Él prescindió del dolor a Lizbeth y fue como si la movilidad se agrandase. El aire acondicionado se mezcló con algún narcótico y sonreían entre el torrente que escapaba de ellos, despojándose de una congoja desconocida.
—Tu barbilla partida me la tatuaré en la frente —tanteó en última broma y se alejó.
Como si parpadeara a principios de la medianoche, la grama curiosamente brillaba; las palomas revoloteaban por migajas de pan; y su corazón, no más físico, latía en sus tímpanos con un palpitar desagraviado.
—Te estaba llorando —constriñó vadeando la postura de indio de él; Liv.
Mágicamente, ella rastreaba sus pisadas sin acecharlas, siquiera sin presentirlo a una proximidad propia de la unión de sus átomos.
—Me gusta como todo se cansa de llorar afuera y me gustan los días soleados porque son relativamente bonitos, pues... me gusta desde la contaminación hasta las obras de caridad.
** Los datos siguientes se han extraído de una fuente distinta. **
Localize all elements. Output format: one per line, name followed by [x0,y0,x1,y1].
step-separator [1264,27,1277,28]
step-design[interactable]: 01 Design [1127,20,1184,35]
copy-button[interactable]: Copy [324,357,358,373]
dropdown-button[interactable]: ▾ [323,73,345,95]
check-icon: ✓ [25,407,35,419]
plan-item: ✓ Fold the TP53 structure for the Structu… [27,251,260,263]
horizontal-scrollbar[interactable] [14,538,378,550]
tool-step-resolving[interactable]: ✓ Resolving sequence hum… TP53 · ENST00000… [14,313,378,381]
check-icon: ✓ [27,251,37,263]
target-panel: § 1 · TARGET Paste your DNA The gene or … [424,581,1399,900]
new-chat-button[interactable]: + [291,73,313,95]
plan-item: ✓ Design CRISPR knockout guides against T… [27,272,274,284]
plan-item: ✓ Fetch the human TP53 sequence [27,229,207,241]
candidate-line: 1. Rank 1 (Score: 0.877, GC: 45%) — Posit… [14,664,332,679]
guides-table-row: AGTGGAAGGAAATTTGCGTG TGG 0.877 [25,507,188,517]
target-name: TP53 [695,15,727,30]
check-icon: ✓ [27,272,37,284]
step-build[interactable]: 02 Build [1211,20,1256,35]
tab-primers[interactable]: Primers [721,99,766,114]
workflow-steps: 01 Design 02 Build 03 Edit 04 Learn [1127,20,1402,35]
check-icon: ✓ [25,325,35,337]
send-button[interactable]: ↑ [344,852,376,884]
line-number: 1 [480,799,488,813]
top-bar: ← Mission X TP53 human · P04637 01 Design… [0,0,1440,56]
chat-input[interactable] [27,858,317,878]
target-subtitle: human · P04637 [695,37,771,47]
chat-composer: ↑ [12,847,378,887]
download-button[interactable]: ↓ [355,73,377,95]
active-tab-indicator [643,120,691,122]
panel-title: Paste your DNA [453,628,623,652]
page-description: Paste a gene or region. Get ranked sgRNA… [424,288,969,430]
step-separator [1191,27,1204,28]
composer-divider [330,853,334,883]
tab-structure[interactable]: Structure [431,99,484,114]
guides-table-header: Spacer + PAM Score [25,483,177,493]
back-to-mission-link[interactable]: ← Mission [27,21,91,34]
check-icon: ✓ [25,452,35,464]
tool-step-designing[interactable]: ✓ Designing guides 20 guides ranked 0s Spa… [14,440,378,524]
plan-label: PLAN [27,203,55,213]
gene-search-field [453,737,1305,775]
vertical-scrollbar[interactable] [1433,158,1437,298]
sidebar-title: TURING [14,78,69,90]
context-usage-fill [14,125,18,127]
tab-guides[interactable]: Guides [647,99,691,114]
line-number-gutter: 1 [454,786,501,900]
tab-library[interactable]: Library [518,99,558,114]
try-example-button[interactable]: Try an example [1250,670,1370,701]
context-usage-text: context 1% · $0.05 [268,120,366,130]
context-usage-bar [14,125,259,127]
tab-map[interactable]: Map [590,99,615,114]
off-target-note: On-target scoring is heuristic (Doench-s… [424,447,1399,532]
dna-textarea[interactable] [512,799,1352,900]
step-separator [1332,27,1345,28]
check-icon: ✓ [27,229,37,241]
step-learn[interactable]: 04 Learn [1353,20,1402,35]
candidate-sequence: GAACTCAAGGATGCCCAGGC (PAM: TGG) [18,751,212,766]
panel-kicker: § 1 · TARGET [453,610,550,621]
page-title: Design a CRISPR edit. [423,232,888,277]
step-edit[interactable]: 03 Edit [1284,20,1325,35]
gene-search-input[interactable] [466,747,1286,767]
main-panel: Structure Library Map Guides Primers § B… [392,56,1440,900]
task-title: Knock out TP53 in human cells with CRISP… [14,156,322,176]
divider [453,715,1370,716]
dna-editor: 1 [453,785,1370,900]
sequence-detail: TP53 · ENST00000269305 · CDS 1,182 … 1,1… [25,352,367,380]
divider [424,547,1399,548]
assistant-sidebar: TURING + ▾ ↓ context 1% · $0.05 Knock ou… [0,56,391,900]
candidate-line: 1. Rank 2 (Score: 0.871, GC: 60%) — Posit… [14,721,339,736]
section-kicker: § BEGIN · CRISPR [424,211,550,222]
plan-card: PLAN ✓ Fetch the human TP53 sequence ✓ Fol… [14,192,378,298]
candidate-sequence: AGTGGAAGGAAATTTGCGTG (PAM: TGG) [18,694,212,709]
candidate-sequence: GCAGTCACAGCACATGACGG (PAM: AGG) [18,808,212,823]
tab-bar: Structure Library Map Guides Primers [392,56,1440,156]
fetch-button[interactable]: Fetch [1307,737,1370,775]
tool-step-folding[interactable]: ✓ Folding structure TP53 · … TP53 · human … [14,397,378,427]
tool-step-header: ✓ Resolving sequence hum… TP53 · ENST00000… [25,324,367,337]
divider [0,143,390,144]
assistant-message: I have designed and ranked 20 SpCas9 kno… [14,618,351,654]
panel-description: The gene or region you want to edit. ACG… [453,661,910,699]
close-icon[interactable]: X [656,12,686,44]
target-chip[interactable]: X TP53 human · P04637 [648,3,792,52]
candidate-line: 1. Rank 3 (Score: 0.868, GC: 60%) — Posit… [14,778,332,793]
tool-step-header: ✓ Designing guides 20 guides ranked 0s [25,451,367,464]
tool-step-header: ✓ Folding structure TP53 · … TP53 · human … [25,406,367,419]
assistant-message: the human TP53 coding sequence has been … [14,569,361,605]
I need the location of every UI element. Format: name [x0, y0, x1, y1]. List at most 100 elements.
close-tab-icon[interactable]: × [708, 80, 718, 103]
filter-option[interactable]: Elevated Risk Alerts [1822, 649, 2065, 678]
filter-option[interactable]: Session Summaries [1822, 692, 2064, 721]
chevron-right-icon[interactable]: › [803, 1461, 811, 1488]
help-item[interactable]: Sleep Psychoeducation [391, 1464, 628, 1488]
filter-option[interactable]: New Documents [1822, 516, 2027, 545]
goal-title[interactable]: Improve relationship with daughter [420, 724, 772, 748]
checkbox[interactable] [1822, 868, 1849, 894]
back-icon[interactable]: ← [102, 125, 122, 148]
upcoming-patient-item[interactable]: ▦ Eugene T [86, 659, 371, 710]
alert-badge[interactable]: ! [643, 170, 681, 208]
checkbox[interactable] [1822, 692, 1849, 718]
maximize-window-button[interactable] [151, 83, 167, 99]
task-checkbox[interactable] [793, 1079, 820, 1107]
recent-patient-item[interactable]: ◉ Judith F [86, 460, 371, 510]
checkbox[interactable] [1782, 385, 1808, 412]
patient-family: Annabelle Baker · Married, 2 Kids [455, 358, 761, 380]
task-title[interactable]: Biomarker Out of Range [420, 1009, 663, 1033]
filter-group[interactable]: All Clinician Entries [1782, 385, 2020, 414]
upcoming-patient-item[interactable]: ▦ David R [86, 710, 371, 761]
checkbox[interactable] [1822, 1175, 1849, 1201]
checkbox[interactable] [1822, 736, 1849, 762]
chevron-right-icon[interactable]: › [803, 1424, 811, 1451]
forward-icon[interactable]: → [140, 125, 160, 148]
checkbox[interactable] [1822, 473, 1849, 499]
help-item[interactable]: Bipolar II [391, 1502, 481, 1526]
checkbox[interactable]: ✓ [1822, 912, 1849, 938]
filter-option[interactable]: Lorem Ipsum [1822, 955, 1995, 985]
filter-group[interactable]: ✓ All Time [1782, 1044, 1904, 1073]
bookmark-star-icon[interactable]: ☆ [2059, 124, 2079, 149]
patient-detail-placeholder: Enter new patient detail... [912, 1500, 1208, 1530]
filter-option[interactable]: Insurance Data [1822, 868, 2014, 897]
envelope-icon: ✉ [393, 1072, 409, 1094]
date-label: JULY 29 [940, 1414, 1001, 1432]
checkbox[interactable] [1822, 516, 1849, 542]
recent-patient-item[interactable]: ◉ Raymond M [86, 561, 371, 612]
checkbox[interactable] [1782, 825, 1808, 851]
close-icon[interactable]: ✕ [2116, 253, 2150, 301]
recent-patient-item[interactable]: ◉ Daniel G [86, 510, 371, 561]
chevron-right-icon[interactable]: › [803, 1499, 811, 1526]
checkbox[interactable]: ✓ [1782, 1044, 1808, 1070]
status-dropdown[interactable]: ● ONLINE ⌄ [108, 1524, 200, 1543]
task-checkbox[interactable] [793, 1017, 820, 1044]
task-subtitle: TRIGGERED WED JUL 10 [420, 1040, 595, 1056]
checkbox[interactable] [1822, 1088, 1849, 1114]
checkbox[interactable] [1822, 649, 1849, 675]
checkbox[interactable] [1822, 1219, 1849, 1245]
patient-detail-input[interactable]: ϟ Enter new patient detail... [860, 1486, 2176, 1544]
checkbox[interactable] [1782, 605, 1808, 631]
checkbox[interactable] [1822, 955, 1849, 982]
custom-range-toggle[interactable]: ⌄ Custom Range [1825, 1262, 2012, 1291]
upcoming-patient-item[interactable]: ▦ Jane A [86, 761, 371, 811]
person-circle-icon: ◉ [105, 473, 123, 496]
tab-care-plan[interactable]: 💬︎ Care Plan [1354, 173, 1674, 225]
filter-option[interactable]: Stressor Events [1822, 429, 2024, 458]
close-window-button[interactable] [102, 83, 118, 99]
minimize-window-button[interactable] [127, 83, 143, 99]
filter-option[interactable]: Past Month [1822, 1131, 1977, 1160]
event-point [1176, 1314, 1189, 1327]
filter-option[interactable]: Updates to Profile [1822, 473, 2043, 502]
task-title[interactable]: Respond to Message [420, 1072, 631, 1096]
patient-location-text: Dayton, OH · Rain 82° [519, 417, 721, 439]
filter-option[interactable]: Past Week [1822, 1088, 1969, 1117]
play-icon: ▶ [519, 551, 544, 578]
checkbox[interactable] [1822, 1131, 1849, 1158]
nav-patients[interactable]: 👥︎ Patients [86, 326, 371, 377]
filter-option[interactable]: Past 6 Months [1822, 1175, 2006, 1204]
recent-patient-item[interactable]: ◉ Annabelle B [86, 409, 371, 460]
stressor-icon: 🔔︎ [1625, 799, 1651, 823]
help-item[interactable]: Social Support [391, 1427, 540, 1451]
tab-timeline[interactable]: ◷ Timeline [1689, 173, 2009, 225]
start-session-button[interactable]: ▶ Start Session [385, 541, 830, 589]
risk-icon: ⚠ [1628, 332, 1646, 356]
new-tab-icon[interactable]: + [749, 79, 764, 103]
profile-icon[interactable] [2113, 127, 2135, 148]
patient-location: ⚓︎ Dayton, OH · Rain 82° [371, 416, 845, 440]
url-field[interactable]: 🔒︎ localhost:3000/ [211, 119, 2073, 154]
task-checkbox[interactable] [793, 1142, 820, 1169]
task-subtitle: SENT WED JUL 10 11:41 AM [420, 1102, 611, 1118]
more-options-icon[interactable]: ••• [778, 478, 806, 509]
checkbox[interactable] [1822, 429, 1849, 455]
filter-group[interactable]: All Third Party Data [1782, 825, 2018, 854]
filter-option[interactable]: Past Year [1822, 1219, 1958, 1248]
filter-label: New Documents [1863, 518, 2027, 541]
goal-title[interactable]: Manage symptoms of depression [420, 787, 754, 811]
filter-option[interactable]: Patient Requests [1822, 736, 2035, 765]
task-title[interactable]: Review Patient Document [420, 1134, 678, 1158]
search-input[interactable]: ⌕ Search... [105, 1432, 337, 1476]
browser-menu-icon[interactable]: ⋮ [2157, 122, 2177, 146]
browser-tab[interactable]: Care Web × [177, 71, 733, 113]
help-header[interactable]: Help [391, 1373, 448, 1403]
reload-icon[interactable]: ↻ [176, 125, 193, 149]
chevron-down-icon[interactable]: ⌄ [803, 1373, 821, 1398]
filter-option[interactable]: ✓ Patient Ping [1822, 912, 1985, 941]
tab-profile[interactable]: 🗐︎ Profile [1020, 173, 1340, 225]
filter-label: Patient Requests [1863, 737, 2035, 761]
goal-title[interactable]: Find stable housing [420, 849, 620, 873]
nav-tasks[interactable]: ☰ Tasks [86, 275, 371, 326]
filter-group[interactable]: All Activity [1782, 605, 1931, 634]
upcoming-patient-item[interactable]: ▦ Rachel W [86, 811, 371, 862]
Y no porque sea una abominable desalmada, sino porque hay que extasiarnos con la substancia de «aquello» que descomponemos para librar lo impoluto de lo fangoso. Yo te clasifiqué conforme a tu aroma, a tu moldura, a tu composición, a tus particularidades… y atesoro en mí quién eres —explayó mesurándose para no quebrarse—. Nev, prefiero que te vayas, no combatas más si no hay retorno. Te estás lastimando, y mucho —resopló—. Eres... demasiado para mí. —Ahogó un desgarrador grito que rasguñaba su garganta—. Y te estoy haciendo infeliz.
¿Cómo pensaba semejante estupidez? Él quería zarandearla para revindicarla y que no declarara tan cruel falacia. Ella era su ancla a parajes acendrados, puros; donde ellos eran el impar superlativo que sopesaba en verdad.
—No veremos florecer cerezos, no visitaremos las pirámides de Egipto, no iremos a un concierto de Radiohead, no cumpliremos la agenda con el cronograma que está bajo mi colchón... —desmenuzó en una charla sin fondo clamando por que sus confesiones fuesen adoptadas, y ella, ella se expresaba en un diario oral para nadie y no con la intención de que Nev la atendiera con ese gesto de embrutecimiento.
—Tomando fotos me la pasé estas fiestas. Unas donde él bostezaba o se concentraba en entelequias con sus pestañas erizadas, unas donde practicaba deportes o rascaba su pancita después de devorar mis galletas —manifestó y Nev recapituló que ella platicaba sola—. Las he archivado porque punza la llaga, y todavía no quiero rotularlas si cuando sea que las repase lo veré y…
—En la cima de la montaña, ahí las guardaré, porque las alturas te desagradan, porque si me extinguiré y no habrá vestigio mío, me pondré en el recodo y seré el espectador que cargará los «nuestros» hasta afuera, hasta que ninguno se almacene en ti.
Un avión surcó las condensaciones de vapor en la porción de la esfera turquesa que los envolvía y se abstuvieron de interferir con más ruido, las aves lo hicieron por ellos.
Meditar era un pasatiempo en el que aprovechaban de reinventarse. Nev la proyectaba en un plano donde la ceguera era un defecto o quizá un don, donde lo que Liv generaba era como un zoológico o juegos pirotécnicos; donde eran más que mortales, donde eran sempiternos.
—Oliver se ha enamorado de mí, no estoy segura..., pero ¿y si me enamora? —evaluó—. Él es creativo, bullicioso, despreocupado, un cómplice que...
—Hazlo —irrumpió, e incluso con ser inaudible, Liv calló en un paréntesis involuntario—. No sería noble exigirte luto luego de ser yo el usurpador —zanjó con nudos agrupándose en su elocuencia—. Es lo que añoro para ti: felicidad —acotó acariciando la faz de ella, que irracional cerró los párpados y entreabrió los labios con la corazonada de que un «algo» positivo en el ambiente la aliviaría.